For our first tour outside the United States, we decided to make things easier by traveling somewhere with a common language. We had read about New Zealand’s beauty, the friendliness of its people, and how pleasant a place it is to stay, as well as its claim to speak English.
Upon arrival, we found that even though we spoke the same language, sometimes it didn’t feel that way. Some things still got lost in translation.
For example, for dessert one night, we decided to try a New Zealand milkshake. And not just any kind of milkshake, a “thick shake.” Here in the US, a thick shake is, well, thick, usually requiring a spoon to enjoy it properly.
When our thick shake arrived at the table, we were a little disappointed to find that not only was there no spoon, but it was liquid! It was mainly milk, with flavoring, and a scoop of ice cream. I guess that’s where the “thick” comes from. Ah, well. It tasted good regardless.
Bacon in NZ is not necessarily what Americans would call bacon. I ordered a “bacon burger,” thinking it would be a hamburger with slices of bacon. Nope. It was basically a ham sandwich, on a hamburger bun, not even including a hamburger patty. Slightly disappointing. If you are looking for proper American style bacon, the Kiwis call it “streaky bacon.”
On our last day in NZ, I needed a late afternoon pick-me-up, and we popped into a coffee shop. They advertised “iced” drinks, so I ordered an iced coffee. I expected to get coffee, with ice. Instead, the waitress served me a coffee milk shake, complete with ice cream, milk, and chocolate syrup. It was delicious, and even better than the aforementioned thick shake, just not what I had expected.
As we rode our bicycles around New Zealand, we were constantly amused at the differences in road sign wording that our two countries use. Over time, we became used to the differences, but every once in a while one would stand out. We actually came across a sign that we still have no idea what it could have meant: A hazard sign (orange with a black exclamation point), and underneath the word “Slumps.” We’re still puzzling over the meaning of that sign.
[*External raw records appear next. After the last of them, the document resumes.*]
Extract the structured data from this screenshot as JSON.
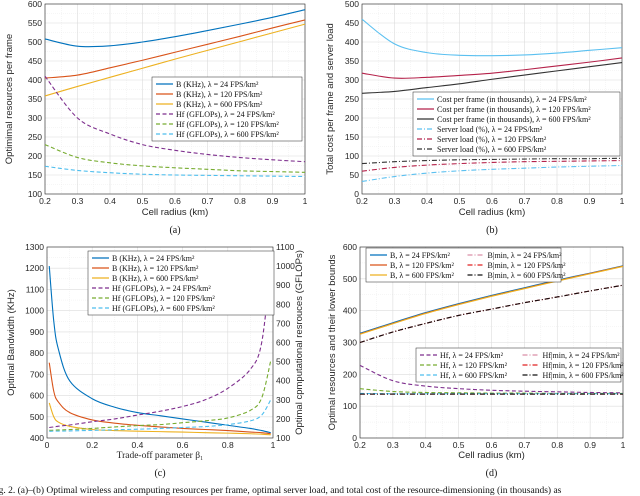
{
  "caption": "ig. 2. (a)–(b) Optimal wireless and computing resources per frame, optimal server load, and total cost of the resource-dimensioning (in thousands) as",
  "chart_data": [
    {
      "panel_label": "(a)",
      "type": "line",
      "xlabel": "Cell radius (km)",
      "ylabel": "Optimimal resources per frame",
      "xlim": [
        0.2,
        1
      ],
      "ylim": [
        100,
        600
      ],
      "xticks": [
        0.2,
        0.3,
        0.4,
        0.5,
        0.6,
        0.7,
        0.8,
        0.9,
        1
      ],
      "yticks": [
        100,
        150,
        200,
        250,
        300,
        350,
        400,
        450,
        500,
        550,
        600
      ],
      "grid": true,
      "legend_placement": "right",
      "x": [
        0.2,
        0.3,
        0.4,
        0.5,
        0.6,
        0.7,
        0.8,
        0.9,
        1.0
      ],
      "series": [
        {
          "name": "B (KHz), λ = 24 FPS/km²",
          "color": "#0072BD",
          "style": "solid",
          "values": [
            508,
            489,
            490,
            500,
            514,
            530,
            547,
            565,
            585
          ]
        },
        {
          "name": "B (KHz), λ = 120 FPS/km²",
          "color": "#D95319",
          "style": "solid",
          "values": [
            405,
            413,
            432,
            452,
            473,
            494,
            515,
            537,
            558
          ]
        },
        {
          "name": "B (KHz), λ = 600 FPS/km²",
          "color": "#EDB120",
          "style": "solid",
          "values": [
            358,
            383,
            407,
            431,
            455,
            478,
            501,
            524,
            547
          ]
        },
        {
          "name": "Hf (GFLOPs), λ = 24 FPS/km²",
          "color": "#7E2F8E",
          "style": "dashed",
          "values": [
            410,
            300,
            258,
            230,
            215,
            204,
            196,
            190,
            185
          ]
        },
        {
          "name": "Hf (GFLOPs), λ = 120 FPS/km²",
          "color": "#77AC30",
          "style": "dashed",
          "values": [
            230,
            196,
            182,
            174,
            169,
            165,
            161,
            159,
            157
          ]
        },
        {
          "name": "Hf (GFLOPs), λ = 600 FPS/km²",
          "color": "#4DBEEE",
          "style": "dashed",
          "values": [
            173,
            162,
            156,
            152,
            150,
            149,
            148,
            147,
            146
          ]
        }
      ]
    },
    {
      "panel_label": "(b)",
      "type": "line",
      "xlabel": "Cell radius (km)",
      "ylabel": "Total cost per frame and server load",
      "xlim": [
        0.2,
        1
      ],
      "ylim": [
        0,
        500
      ],
      "xticks": [
        0.2,
        0.3,
        0.4,
        0.5,
        0.6,
        0.7,
        0.8,
        0.9,
        1
      ],
      "yticks": [
        0,
        50,
        100,
        150,
        200,
        250,
        300,
        350,
        400,
        450,
        500
      ],
      "grid": true,
      "legend_placement": "right",
      "x": [
        0.2,
        0.3,
        0.4,
        0.5,
        0.6,
        0.7,
        0.8,
        0.9,
        1.0
      ],
      "series": [
        {
          "name": "Cost per frame (in thousands), λ = 24 FPS/km²",
          "color": "#5BC0F0",
          "style": "solid",
          "values": [
            460,
            395,
            372,
            365,
            364,
            366,
            371,
            378,
            385
          ]
        },
        {
          "name": "Cost per frame (in thousands), λ = 120 FPS/km²",
          "color": "#B5224A",
          "style": "solid",
          "values": [
            318,
            305,
            307,
            312,
            318,
            327,
            337,
            347,
            358
          ]
        },
        {
          "name": "Cost per frame (in thousands), λ = 600 FPS/km²",
          "color": "#333333",
          "style": "solid",
          "values": [
            265,
            270,
            280,
            290,
            302,
            313,
            324,
            335,
            346
          ]
        },
        {
          "name": "Server load (%), λ = 24 FPS/km²",
          "color": "#5BC0F0",
          "style": "dashdot",
          "values": [
            33,
            46,
            55,
            61,
            65,
            68,
            71,
            73,
            75
          ]
        },
        {
          "name": "Server load (%), λ = 120 FPS/km²",
          "color": "#B5224A",
          "style": "dashdot",
          "values": [
            60,
            70,
            76,
            80,
            83,
            85,
            86,
            87,
            88
          ]
        },
        {
          "name": "Server load (%), λ = 600 FPS/km²",
          "color": "#333333",
          "style": "dashdot",
          "values": [
            80,
            85,
            88,
            90,
            91,
            92,
            93,
            93,
            94
          ]
        }
      ]
    },
    {
      "panel_label": "(c)",
      "type": "line",
      "xlabel": "Trade-off parameter β₁",
      "ylabel": "Optimal Bandwidth (KHz)",
      "y2label": "Optimal cpmputational resrouces (GFLOPs)",
      "xlim": [
        0,
        1
      ],
      "ylim": [
        400,
        1300
      ],
      "y2lim": [
        100,
        1100
      ],
      "xticks": [
        0,
        0.2,
        0.4,
        0.6,
        0.8,
        1
      ],
      "yticks": [
        400,
        500,
        600,
        700,
        800,
        900,
        1000,
        1100,
        1200,
        1300
      ],
      "y2ticks": [
        100,
        200,
        300,
        400,
        500,
        600,
        700,
        800,
        900,
        1000,
        1100
      ],
      "grid": true,
      "legend_placement": "top",
      "x": [
        0.01,
        0.03,
        0.05,
        0.1,
        0.2,
        0.3,
        0.4,
        0.5,
        0.6,
        0.7,
        0.8,
        0.9,
        0.95,
        0.99
      ],
      "series": [
        {
          "name": "B (KHz), λ = 24 FPS/km²",
          "color": "#0072BD",
          "style": "solid",
          "axis": "left",
          "values": [
            1210,
            950,
            820,
            670,
            585,
            545,
            520,
            505,
            490,
            475,
            460,
            445,
            435,
            425
          ]
        },
        {
          "name": "B (KHz), λ = 120 FPS/km²",
          "color": "#D95319",
          "style": "solid",
          "axis": "left",
          "values": [
            755,
            620,
            570,
            520,
            485,
            470,
            460,
            452,
            445,
            440,
            435,
            428,
            425,
            420
          ]
        },
        {
          "name": "B (KHz), λ = 600 FPS/km²",
          "color": "#EDB120",
          "style": "solid",
          "axis": "left",
          "values": [
            565,
            500,
            475,
            455,
            440,
            435,
            432,
            430,
            428,
            425,
            423,
            420,
            418,
            415
          ]
        },
        {
          "name": "Hf (GFLOPs), λ = 24 FPS/km²",
          "color": "#7E2F8E",
          "style": "dashed",
          "axis": "right",
          "values": [
            155,
            158,
            162,
            168,
            185,
            200,
            220,
            240,
            265,
            300,
            360,
            460,
            600,
            1010
          ]
        },
        {
          "name": "Hf (GFLOPs), λ = 120 FPS/km²",
          "color": "#77AC30",
          "style": "dashed",
          "axis": "right",
          "values": [
            140,
            141,
            142,
            144,
            150,
            158,
            165,
            170,
            180,
            190,
            205,
            245,
            310,
            505
          ]
        },
        {
          "name": "Hf (GFLOPs), λ = 600 FPS/km²",
          "color": "#4DBEEE",
          "style": "dashed",
          "axis": "right",
          "values": [
            135,
            136,
            136,
            137,
            140,
            143,
            146,
            150,
            155,
            160,
            170,
            190,
            220,
            300
          ]
        }
      ]
    },
    {
      "panel_label": "(d)",
      "type": "line",
      "xlabel": "Cell radius (km)",
      "ylabel": "Optimal resources and their lower bounds",
      "xlim": [
        0.2,
        1
      ],
      "ylim": [
        0,
        600
      ],
      "xticks": [
        0.2,
        0.3,
        0.4,
        0.5,
        0.6,
        0.7,
        0.8,
        0.9,
        1
      ],
      "yticks": [
        0,
        100,
        200,
        300,
        400,
        500,
        600
      ],
      "grid": true,
      "legend_placement": "top and middle",
      "x": [
        0.2,
        0.3,
        0.4,
        0.5,
        0.6,
        0.7,
        0.8,
        0.9,
        1.0
      ],
      "series": [
        {
          "name": "B, λ = 24 FPS/km²",
          "color": "#0072BD",
          "style": "solid",
          "values": [
            329,
            362,
            394,
            422,
            448,
            472,
            496,
            518,
            541
          ]
        },
        {
          "name": "B, λ = 120 FPS/km²",
          "color": "#D95319",
          "style": "solid",
          "values": [
            327,
            360,
            392,
            420,
            446,
            470,
            494,
            517,
            540
          ]
        },
        {
          "name": "B, λ = 600 FPS/km²",
          "color": "#EDB120",
          "style": "solid",
          "values": [
            326,
            359,
            391,
            419,
            445,
            469,
            493,
            516,
            539
          ]
        },
        {
          "name": "B|min, λ = 24 FPS/km²",
          "color": "#D98FA8",
          "style": "dashdot",
          "values": [
            300,
            333,
            360,
            385,
            405,
            425,
            443,
            462,
            480
          ]
        },
        {
          "name": "B|min, λ = 120 FPS/km²",
          "color": "#E02020",
          "style": "dashdot",
          "values": [
            300,
            333,
            360,
            385,
            405,
            425,
            443,
            462,
            480
          ]
        },
        {
          "name": "B|min, λ = 600 FPS/km²",
          "color": "#111111",
          "style": "dashdot",
          "values": [
            300,
            333,
            360,
            385,
            405,
            425,
            443,
            462,
            480
          ]
        },
        {
          "name": "Hf, λ = 24 FPS/km²",
          "color": "#7E2F8E",
          "style": "dashed",
          "values": [
            228,
            180,
            163,
            155,
            150,
            147,
            145,
            143,
            142
          ]
        },
        {
          "name": "Hf, λ = 120 FPS/km²",
          "color": "#77AC30",
          "style": "dashed",
          "values": [
            155,
            146,
            143,
            142,
            141,
            141,
            140,
            140,
            140
          ]
        },
        {
          "name": "Hf, λ = 600 FPS/km²",
          "color": "#4DBEEE",
          "style": "dashed",
          "values": [
            140,
            139,
            139,
            139,
            139,
            139,
            139,
            139,
            139
          ]
        },
        {
          "name": "Hf|min, λ = 24 FPS/km²",
          "color": "#D98FA8",
          "style": "dashdot",
          "values": [
            138,
            138,
            138,
            138,
            138,
            138,
            138,
            138,
            138
          ]
        },
        {
          "name": "Hf|min, λ = 120 FPS/km²",
          "color": "#E02020",
          "style": "dashdot",
          "values": [
            138,
            138,
            138,
            138,
            138,
            138,
            138,
            138,
            138
          ]
        },
        {
          "name": "Hf|min, λ = 600 FPS/km²",
          "color": "#111111",
          "style": "dashdot",
          "values": [
            138,
            138,
            138,
            138,
            138,
            138,
            138,
            138,
            138
          ]
        }
      ]
    }
  ]
}
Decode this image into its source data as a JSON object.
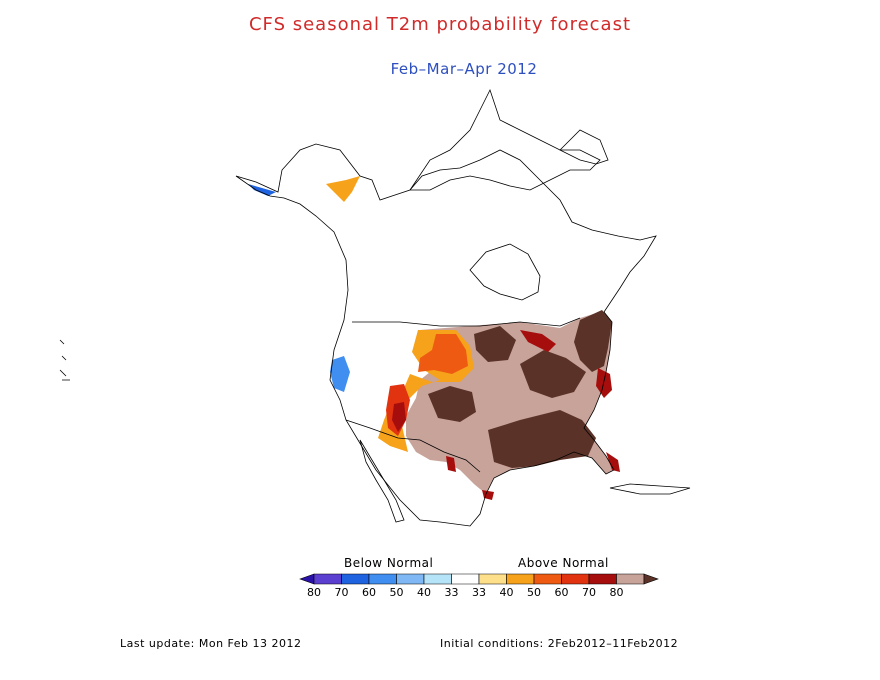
{
  "title": "CFS seasonal T2m probability forecast",
  "subtitle": "Feb–Mar–Apr 2012",
  "colors": {
    "title": "#d12a2a",
    "subtitle": "#2d4fbf",
    "coast": "#000000",
    "below_80": "#2a12a8",
    "below_70": "#5a3fd0",
    "below_60": "#1f63e0",
    "below_50": "#3f8ef0",
    "below_40": "#7fb8f5",
    "below_33": "#b5e3f8",
    "near": "#ffffff",
    "above_33": "#ffe08a",
    "above_40": "#f7a21b",
    "above_50": "#ee5a12",
    "above_60": "#e1330f",
    "above_70": "#a60d0d",
    "above_80": "#c8a39a",
    "above_max": "#5a3228"
  },
  "legend": {
    "below_label": "Below Normal",
    "above_label": "Above Normal",
    "ticks": [
      "80",
      "70",
      "60",
      "50",
      "40",
      "33",
      "33",
      "40",
      "50",
      "60",
      "70",
      "80"
    ],
    "bins": [
      "below_80",
      "below_70",
      "below_60",
      "below_50",
      "below_40",
      "below_33",
      "near",
      "above_33",
      "above_40",
      "above_50",
      "above_60",
      "above_70",
      "above_80",
      "above_max"
    ]
  },
  "footer": {
    "last_update": "Last update: Mon Feb 13 2012",
    "initial_conditions": "Initial conditions: 2Feb2012–11Feb2012"
  }
}
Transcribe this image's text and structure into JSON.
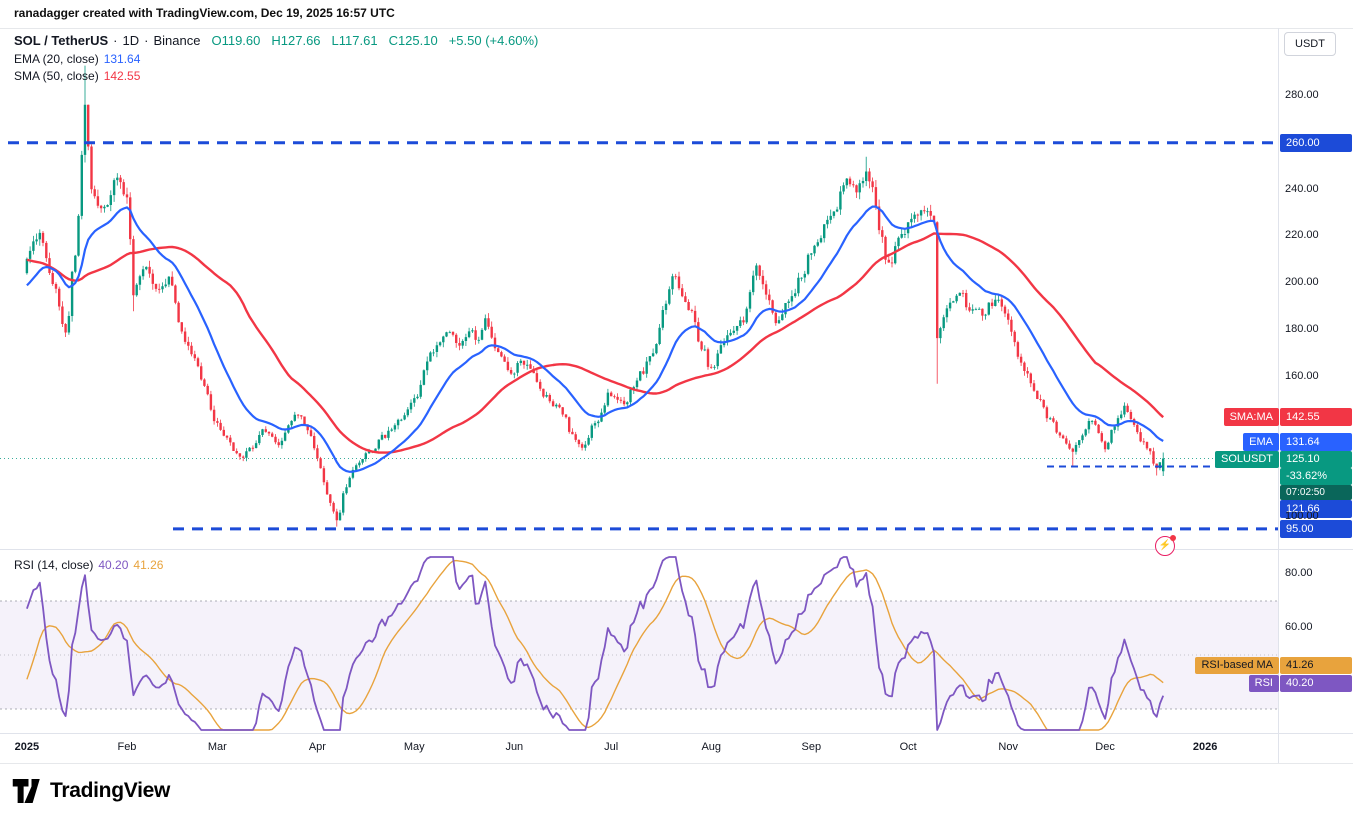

And, sometimes the road signs were polite to the point of ridiculousness. For example, a sign in Christchurch read: Buses and heavy vehicles to use High St one way system as Manchester/Taum intersection not suitable. Seems like a much more polite way to state: Large Vehicles Prohibited.
The longer we were in New Zealand, the more we found ourselves adopting the local words for various activities and things. In a small way, we were able to pick up a little bit of the culture of New Zealand, even in the short time we were there. We had a fantastic time, and look forward to traveling to many more exciting places in the future.